Cell association of complexes of chymase, heparin proteoglycan, and protein after degranulation by rat mast cells.

Abstract

Complexes of chymase, heparin, and certain undefined proteins that reside in rat mast cell secretory granules are poorly soluble in physiologic buffer and remain associated with mast cells after coupled activation and secretion of dissociable soluble mediators, such as beta-hexosaminidase and histamine. Purified mast cells activated immunologically or with the calcium ionophore A23187 retain granule core material in cell surface labyrinths as demonstrated by electron microscopy. In order to solubilize and extract this core material, activated mast cells were washed with 1 M NaCl, a procedure that does not impair the integrity of plasma membrane barriers as assessed by the failure to release lactate dehydrogenase (LDH) from resting or activated mast cells. High salt treatment of resting cells caused swelling of cytoplasmic granules, whereas high salt treatment of activated cells caused the extruded granule core material to lose structure and become disassociated from the mast cell surface, as revealed by electron microscopy. Salt treatment of activated mast cells with anti-IgE also increased the net percent release ratios of chymase and heparin to beta-hexosaminidase from 0.17 to 0.76 and from 0.24 to 0.51, respectively, indicating either that complexes of heparin and protein were only partially solubilized by the high salt conditions or that there was some re-uptake after release.

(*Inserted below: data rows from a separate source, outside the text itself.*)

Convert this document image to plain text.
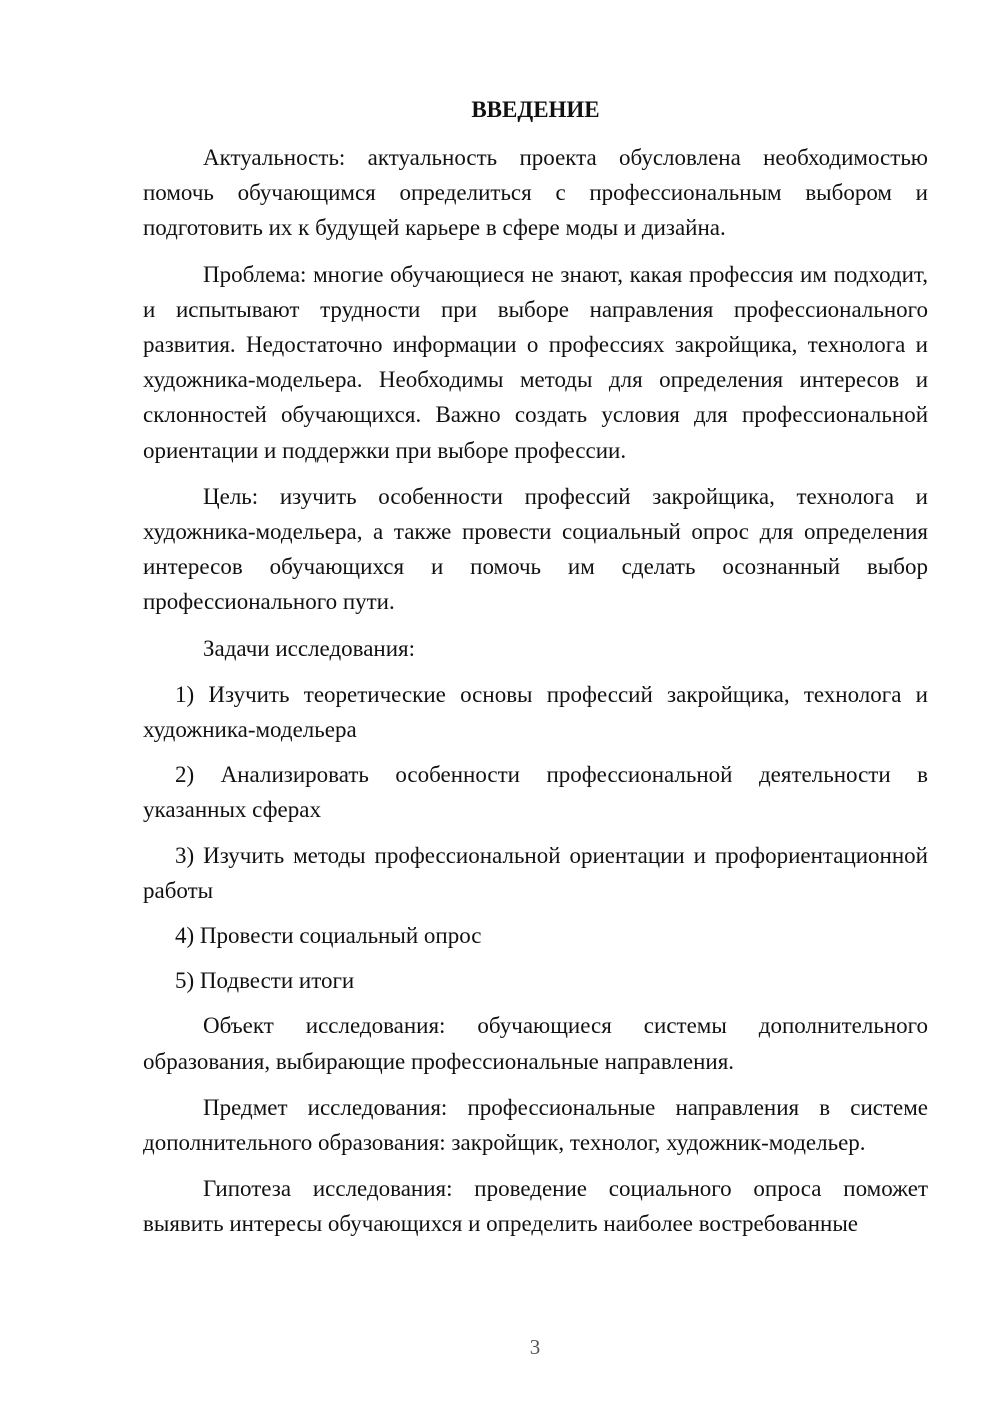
ВВЕДЕНИЕ

Актуальность: актуальность проекта обусловлена необходимостью помочь обучающимся определиться с профессиональным выбором и подготовить их к будущей карьере в сфере моды и дизайна.

Проблема: многие обучающиеся не знают, какая профессия им подходит, и испытывают трудности при выборе направления профессионального развития. Недостаточно информации о профессиях закройщика, технолога и художника-модельера. Необходимы методы для определения интересов и склонностей обучающихся. Важно создать условия для профессиональной ориентации и поддержки при выборе профессии.

Цель: изучить особенности профессий закройщика, технолога и художника-модельера, а также провести социальный опрос для определения интересов обучающихся и помочь им сделать осознанный выбор профессионального пути.

Задачи исследования:

1) Изучить теоретические основы профессий закройщика, технолога и художника-модельера

2) Анализировать особенности профессиональной деятельности в указанных сферах

3) Изучить методы профессиональной ориентации и профориентационной работы

4) Провести социальный опрос

5) Подвести итоги

Объект исследования: обучающиеся системы дополнительного образования, выбирающие профессиональные направления.

Предмет исследования: профессиональные направления в системе дополнительного образования: закройщик, технолог, художник-модельер.

Гипотеза исследования: проведение социального опроса поможет выявить интересы обучающихся и определить наиболее востребованные

3
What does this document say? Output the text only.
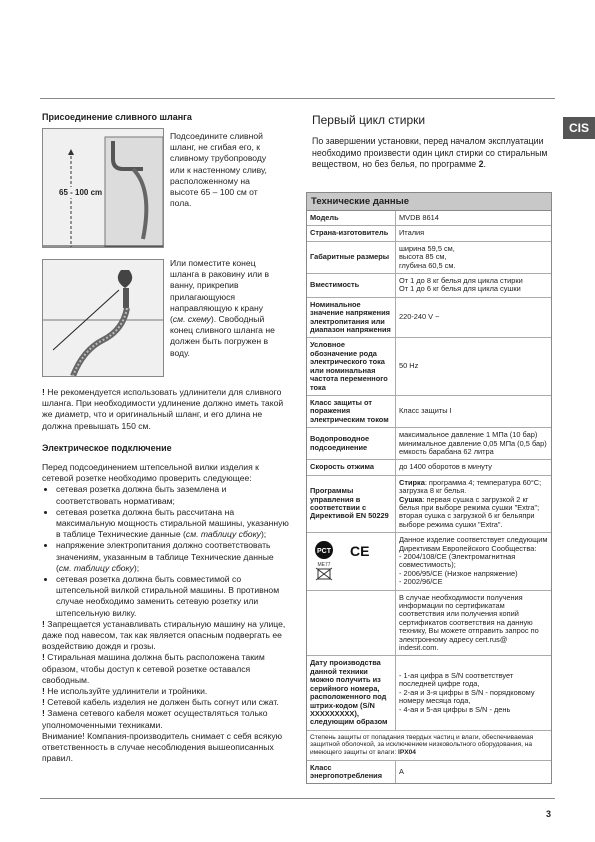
Присоединение сливного шланга
65 - 100 cm
Подсоедините сливной шланг, не сгибая его, к сливному трубопроводу или к настенному сливу, расположенному на высоте 65 – 100 см от пола.
Или поместите конец шланга в раковину или в ванну, прикрепив прилагающуюся направляющую к крану (см. схему). Свободный конец сливного шланга не должен быть погружен в воду.
! Не рекомендуется использовать удлинители для сливного шланга. При необходимости удлинение должно иметь такой же диаметр, что и оригинальный шланг, и его длина не должна превышать 150 см.
Электрическое подключение
Перед подсоединением штепсельной вилки изделия к сетевой розетке необходимо проверить следующее:
• сетевая розетка должна быть заземлена и соответствовать нормативам;
• сетевая розетка должна быть рассчитана на максимальную мощность стиральной машины, указанную в таблице Технические данные (см. таблицу сбоку);
• напряжение электропитания должно соответствовать значениям, указанным в таблице Технические данные (см. таблицу сбоку);
• сетевая розетка должна быть совместимой со штепсельной вилкой стиральной машины. В противном случае необходимо заменить сетевую розетку или штепсельную вилку.
! Запрещается устанавливать стиральную машину на улице, даже под навесом, так как является опасным подвергать ее воздействию дождя и грозы.
! Стиральная машина должна быть расположена таким образом, чтобы доступ к сетевой розетке оставался свободным.
! Не используйте удлинители и тройники.
! Сетевой кабель изделия не должен быть согнут или сжат.
! Замена сетевого кабеля может осуществляться только уполномоченными техниками.
Внимание! Компания-производитель снимает с себя всякую ответственность в случае несоблюдения вышеописанных правил.
Первый цикл стирки
По завершении установки, перед началом эксплуатации необходимо произвести один цикл стирки со стиральным веществом, но без белья, по программе 2.
CIS
Технические данные
Модель	MVDB 8614
Страна-изготовитель	Италия
Габаритные размеры	ширина 59,5 см,
высота 85 см,
глубина 60,5 см.
Вместимость	От 1 до 8 кг белья для цикла стирки
От 1 до 6 кг белья для цикла сушки
Номинальное значение напряжения электропитания или диапазон напряжения	220-240 V ~
Условное обозначение рода электрического тока или номинальная частота переменного тока	50 Hz
Класс защиты от поражения электрическим током	Класс защиты I
Водопроводное подсоединение	максимальное давление 1 МПа (10 бар)
минимальное давление 0,05 МПа (0,5 бар)
емкость барабана 62 литра
Скорость отжима	до 1400 оборотов в минуту
Программы управления в соответствии с Директивой EN 50229	Стирка: программа 4; температура 60°C; загрузка 8 кг белья.
Сушка: первая сушка с загрузкой 2 кг белья при выборе режима сушки "Extra";
вторая сушка с загрузкой 6 кг бельяпри выборе режима сушки "Extra".

PCT
ME77
CE	Данное изделие соответствует следующим Директивам Европейского Сообщества:
- 2004/108/CE (Электромагнитная совместимость);
- 2006/95/CE (Низкое напряжение)
- 2002/96/CE
	В случае необходимости получения информации по сертификатам соответствия или получения копий сертификатов соответствия на данную технику, Вы можете отправить запрос по электронному адресу cert.rus@ indesit.com.
Дату производства данной техники можно получить из серийного номера, расположенного под штрих-кодом (S/N XXXXXXXXX), следующим образом	- 1-ая цифра в S/N соответствует последней цифре года,
- 2-ая и 3-я цифры в S/N - порядковому номеру месяца года,
- 4-ая и 5-ая цифры в S/N - день
Степень защиты от попадания твердых частиц и влаги, обеспечиваемая защитной оболочкой, за исключением низковольтного оборудования, на имеющего защиты от влаги: IPX04	
Класс энергопотребления	A
3
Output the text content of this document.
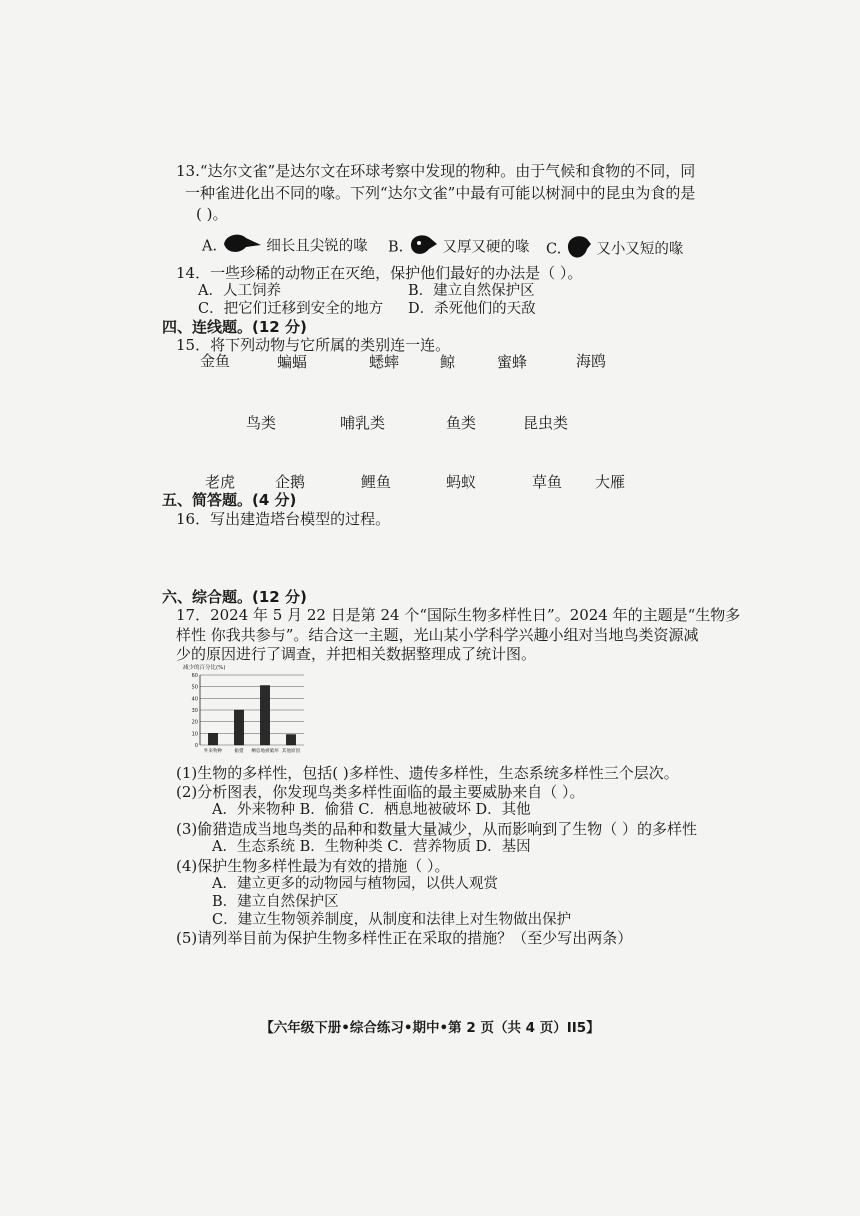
13.“达尔文雀”是达尔文在环球考察中发现的物种。由于气候和食物的不同，同
一种雀进化出不同的喙。下列“达尔文雀”中最有可能以树洞中的昆虫为食的是
( )。
A.	细长且尖锐的喙 B.	又厚又硬的喙 C. 又小又短的喙
14．一些珍稀的动物正在灭绝，保护他们最好的办法是（ ）。
A．人工饲养	B．建立自然保护区
C．把它们迁移到安全的地方 D．杀死他们的天敌
四、连线题。(12 分)
15．将下列动物与它所属的类别连一连。
金鱼	蝙蝠	蟋蟀	鲸	蜜蜂	海鸥
鸟类	哺乳类	鱼类	昆虫类
老虎	企鹅	鲤鱼	蚂蚁	草鱼 大雁
五、简答题。(4 分)
16．写出建造塔台模型的过程。
六、综合题。(12 分)
17．2024 年 5 月 22 日是第 24 个“国际生物多样性日”。2024 年的主题是“生物多
样性 你我共参与”。结合这一主题，光山某小学科学兴趣小组对当地鸟类资源减
少的原因进行了调查，并把相关数据整理成了统计图。
减少的百分比(%)
0
10
20
30
40
50
60
外来物种	偷猎 栖息地被破坏 其他原因
(1)生物的多样性，包括( )多样性、遗传多样性，生态系统多样性三个层次。
(2)分析图表，你发现鸟类多样性面临的最主要威胁来自（ ）。
A．外来物种 B．偷猎 C．栖息地被破坏 D．其他
(3)偷猎造成当地鸟类的品种和数量大量减少，从而影响到了生物（ ）的多样性
A．生态系统 B．生物种类 C．营养物质 D．基因
(4)保护生物多样性最为有效的措施（ ）。
A．建立更多的动物园与植物园，以供人观赏
B．建立自然保护区
C．建立生物领养制度，从制度和法律上对生物做出保护
(5)请列举目前为保护生物多样性正在采取的措施？（至少写出两条）
【六年级下册•综合练习•期中•第 2 页（共 4 页）II5】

Furthermore, net protein detected as released material from mast cells activated in a protein deficient medium with A23187 increased from 30 to 53 mug/106 mast cells with salt treatment. Resting and activated mast cells have the same content of chymase activity, 0.56 +/- 0.15 U or 24 +/- 6 mug, indicating that there is no significant activation of enzyme precursor forms with mast cell activation and that chymase accounts for about 40% of the secretory granule protein in these cells. Twenty-eight micrograms of heparin and 1.3 U of beta-hexosaminidase (<1 mug) were also detected in 106 mast cells. Thus, approximately one-half of the secretory granule proteins are functionally undefined, and these as well as the concentration and prolonged presentation of complexes containing heparin and chymase at the cell surface of activated mast cells may be important in the chronicity of the host response to mast cell activation.